«Prof», no global e pro nucleare Ecco la sindachessa «Superba»

GenovaMarta Vincenzi è una discepola del Veltroni della prima ora. Del Walter da maanche. Per dire, ancora studiava da sindaco, seduta alla cattedra da presidente della Provincia, che la mattina sfidava la polizia assediando insieme ai no global gli scienziati riuniti per un convegno sulle biotecnologie e la sera, la stessa sera, offriva ai terribili professor Frankenstein un ricevimento in Provincia. Poi però, siccome lei faceva davvero la prof, la preside per giunta, la parte della discepola fa presto ad andarle stretta. E così scavalca subito il maestro. Tanto per dire, il Pd organizza contro il governo la grande adunata per lanciare l’autunno caldo e lei è tiepiedina.

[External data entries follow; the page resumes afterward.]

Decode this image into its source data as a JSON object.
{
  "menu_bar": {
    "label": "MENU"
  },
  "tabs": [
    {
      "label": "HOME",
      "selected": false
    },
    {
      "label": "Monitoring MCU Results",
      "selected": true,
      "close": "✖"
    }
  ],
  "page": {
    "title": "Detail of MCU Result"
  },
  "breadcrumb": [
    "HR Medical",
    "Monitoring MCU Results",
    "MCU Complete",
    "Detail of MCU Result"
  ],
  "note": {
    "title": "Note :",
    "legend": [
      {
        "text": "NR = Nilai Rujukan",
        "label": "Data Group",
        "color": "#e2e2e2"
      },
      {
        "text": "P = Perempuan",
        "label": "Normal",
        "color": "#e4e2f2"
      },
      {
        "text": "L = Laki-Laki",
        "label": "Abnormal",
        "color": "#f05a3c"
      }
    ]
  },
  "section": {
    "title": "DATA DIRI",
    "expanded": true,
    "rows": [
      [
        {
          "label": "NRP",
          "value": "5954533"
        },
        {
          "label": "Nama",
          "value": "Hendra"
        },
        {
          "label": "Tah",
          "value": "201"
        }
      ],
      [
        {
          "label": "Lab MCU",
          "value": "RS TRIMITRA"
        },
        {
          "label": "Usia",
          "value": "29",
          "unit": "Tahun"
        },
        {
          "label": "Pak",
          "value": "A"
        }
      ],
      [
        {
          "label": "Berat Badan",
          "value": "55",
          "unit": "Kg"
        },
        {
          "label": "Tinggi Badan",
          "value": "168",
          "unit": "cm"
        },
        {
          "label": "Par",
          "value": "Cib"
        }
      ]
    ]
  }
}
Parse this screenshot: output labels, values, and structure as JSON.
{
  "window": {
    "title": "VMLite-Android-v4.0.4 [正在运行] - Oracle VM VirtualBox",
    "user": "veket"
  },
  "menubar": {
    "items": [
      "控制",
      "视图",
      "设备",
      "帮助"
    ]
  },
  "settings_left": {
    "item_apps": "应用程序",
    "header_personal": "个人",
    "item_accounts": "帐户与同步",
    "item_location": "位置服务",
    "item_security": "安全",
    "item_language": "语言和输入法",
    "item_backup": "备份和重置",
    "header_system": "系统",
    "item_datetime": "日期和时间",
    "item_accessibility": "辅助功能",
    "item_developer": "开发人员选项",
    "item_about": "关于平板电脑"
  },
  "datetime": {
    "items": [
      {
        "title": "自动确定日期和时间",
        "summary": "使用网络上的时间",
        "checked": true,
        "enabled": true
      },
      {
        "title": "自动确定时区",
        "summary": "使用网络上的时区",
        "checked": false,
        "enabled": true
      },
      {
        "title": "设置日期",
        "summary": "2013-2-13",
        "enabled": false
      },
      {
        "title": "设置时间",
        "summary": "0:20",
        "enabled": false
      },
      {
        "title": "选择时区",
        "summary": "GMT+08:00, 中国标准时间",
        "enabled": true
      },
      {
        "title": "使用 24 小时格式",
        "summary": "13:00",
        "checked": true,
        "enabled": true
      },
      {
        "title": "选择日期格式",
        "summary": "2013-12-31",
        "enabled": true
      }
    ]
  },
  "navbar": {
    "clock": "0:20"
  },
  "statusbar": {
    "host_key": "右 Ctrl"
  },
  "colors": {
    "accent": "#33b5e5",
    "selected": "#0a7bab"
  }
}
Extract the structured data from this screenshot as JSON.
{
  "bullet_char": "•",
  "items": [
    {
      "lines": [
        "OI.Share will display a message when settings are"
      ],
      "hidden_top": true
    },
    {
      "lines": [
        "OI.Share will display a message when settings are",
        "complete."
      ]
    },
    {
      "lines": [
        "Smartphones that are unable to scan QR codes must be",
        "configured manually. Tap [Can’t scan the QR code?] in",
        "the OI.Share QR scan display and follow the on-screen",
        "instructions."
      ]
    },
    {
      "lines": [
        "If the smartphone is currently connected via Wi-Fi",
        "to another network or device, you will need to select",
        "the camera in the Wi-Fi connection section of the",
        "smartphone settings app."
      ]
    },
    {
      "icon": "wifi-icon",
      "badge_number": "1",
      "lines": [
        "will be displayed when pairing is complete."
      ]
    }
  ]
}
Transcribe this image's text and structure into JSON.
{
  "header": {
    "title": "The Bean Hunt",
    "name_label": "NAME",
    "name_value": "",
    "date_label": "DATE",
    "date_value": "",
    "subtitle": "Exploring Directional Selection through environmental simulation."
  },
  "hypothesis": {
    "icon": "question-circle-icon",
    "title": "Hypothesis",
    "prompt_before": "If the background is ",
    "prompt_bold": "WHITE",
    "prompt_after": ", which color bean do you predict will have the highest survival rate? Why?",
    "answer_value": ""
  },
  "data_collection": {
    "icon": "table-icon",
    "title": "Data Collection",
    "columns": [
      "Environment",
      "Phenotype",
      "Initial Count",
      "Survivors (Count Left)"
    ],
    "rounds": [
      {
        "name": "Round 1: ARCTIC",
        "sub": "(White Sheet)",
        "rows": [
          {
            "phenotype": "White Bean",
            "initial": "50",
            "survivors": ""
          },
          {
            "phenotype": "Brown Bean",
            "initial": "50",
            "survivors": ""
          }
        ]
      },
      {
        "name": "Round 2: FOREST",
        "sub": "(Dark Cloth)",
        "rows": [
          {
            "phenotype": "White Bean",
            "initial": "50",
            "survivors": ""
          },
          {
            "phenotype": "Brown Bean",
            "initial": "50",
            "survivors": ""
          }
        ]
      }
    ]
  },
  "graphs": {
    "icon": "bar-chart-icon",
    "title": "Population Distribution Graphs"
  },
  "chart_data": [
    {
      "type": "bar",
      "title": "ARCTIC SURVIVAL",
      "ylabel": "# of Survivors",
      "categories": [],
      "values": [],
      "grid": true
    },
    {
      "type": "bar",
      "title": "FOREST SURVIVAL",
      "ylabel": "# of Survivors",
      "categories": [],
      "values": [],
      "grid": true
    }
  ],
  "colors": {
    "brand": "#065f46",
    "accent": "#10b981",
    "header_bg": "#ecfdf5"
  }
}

Anzi, gelida: «Con questa crisi non si va in piazza, ci si rimbocca le maniche e si rema tutti insieme». Post scriptum: «Ma anche Berlusconi sbaglia».
A quel punto diventa un fiume in piena. E se il compagno Claudio Burlando, presidente della Regione, aveva ammesso di essere stato lui a guidare contromano, lei, Marta Vincenzi, è di quelle che contromano semmai ci vanno tutti gli altri. Ha torto il Papa, hanno torto i giudici, hanno torto i cittadini. Arriva il Santo Padre in visita pastorale a Genova, la sindaco lo accoglie al «Gaslini» e, accanto ai bimbi che lottano per la vita, fa la predica a Benedetto XVI che si batte contro l’aborto facile. Arrivano le sentenze del G8, lei si presenta in aula quando alla sbarra ci sono i poliziotti e solidarizza con i no global perché le sentenze sono sbagliate. Quando invece i giudici condannano i devastatori della città senza usare la mano pesante, la sindaco non si fa vedere a chiedere giustizia. Perché la «ferita alla città» per lei non sono le auto in fiamme o i negozi distrutti ma il fatto che non ci sarà una commissione parlamentare d’inchiesta.
Ovviamente le dichiarazioni le fa sempre a nome della città intera, perché Marta Vincenzi è la sindaco di tutti. Soprattutto è la sindaco della «città dei diritti». E annuncia che Genova sarà la capitale europea dei rom appena l’Italia scopre l’allarme sicurezza e i campi abusivi fuori controllo. Addirittura «Genova diventerà la capitale del nucleare», assicura a un convegno di fisici. Salvo rispolverare quel pizzico di maanche per tranquillizzare i compagni Verdi in un’intervista pubblica a Bruno Vespa, perché «non si faranno centrali nucleari».
Insomma, l’importante è annunciare qualcosa. Poi si vedrà. Quando esplode il caso-prostitute e ogni città studia multe e ordinanze, lei ne inventa una nuova. Chiude i «bassi», quei magazzini del centro storico trasformati in alcova. Passano i mesi e le conferenze stampa in cui si annuncia che «sta per partire la chiusura dei bassi», finché non sopraggiunge la ricorrenza dei dieci anni della morte di Fabrizio De André, il poeta che Bocca di Rosa la considerava un simbolo più importante della Lanterna. E allora Marta Vincenzi annuncia che anziché chiudere i bassi, firma un patto verbale, sì lo firma verbalmente, con la rappresentante delle lucciole, per nominarle sul campo sentinelle della riqualificazione dei caruggi.
A Genova arrivano gli autobus con la pubblicità atea contro il cardinale Bagnasco, la sindaco benedice gli slogan e riceve l’arcivescovo.

Le critiche più dure le riserva al collega porporato di Torino, il cardinal Poletto, che contesta Mercedes Bresso sul caso Eluana. E quando muore di freddo un barbone sotto il portici del Teatro Carlo Felice di chi è la colpa? Dei genovesi, naturalmente, «che vogliono la città pulita» e chiedono di buttare via coperte e cartoni dal salotto buono.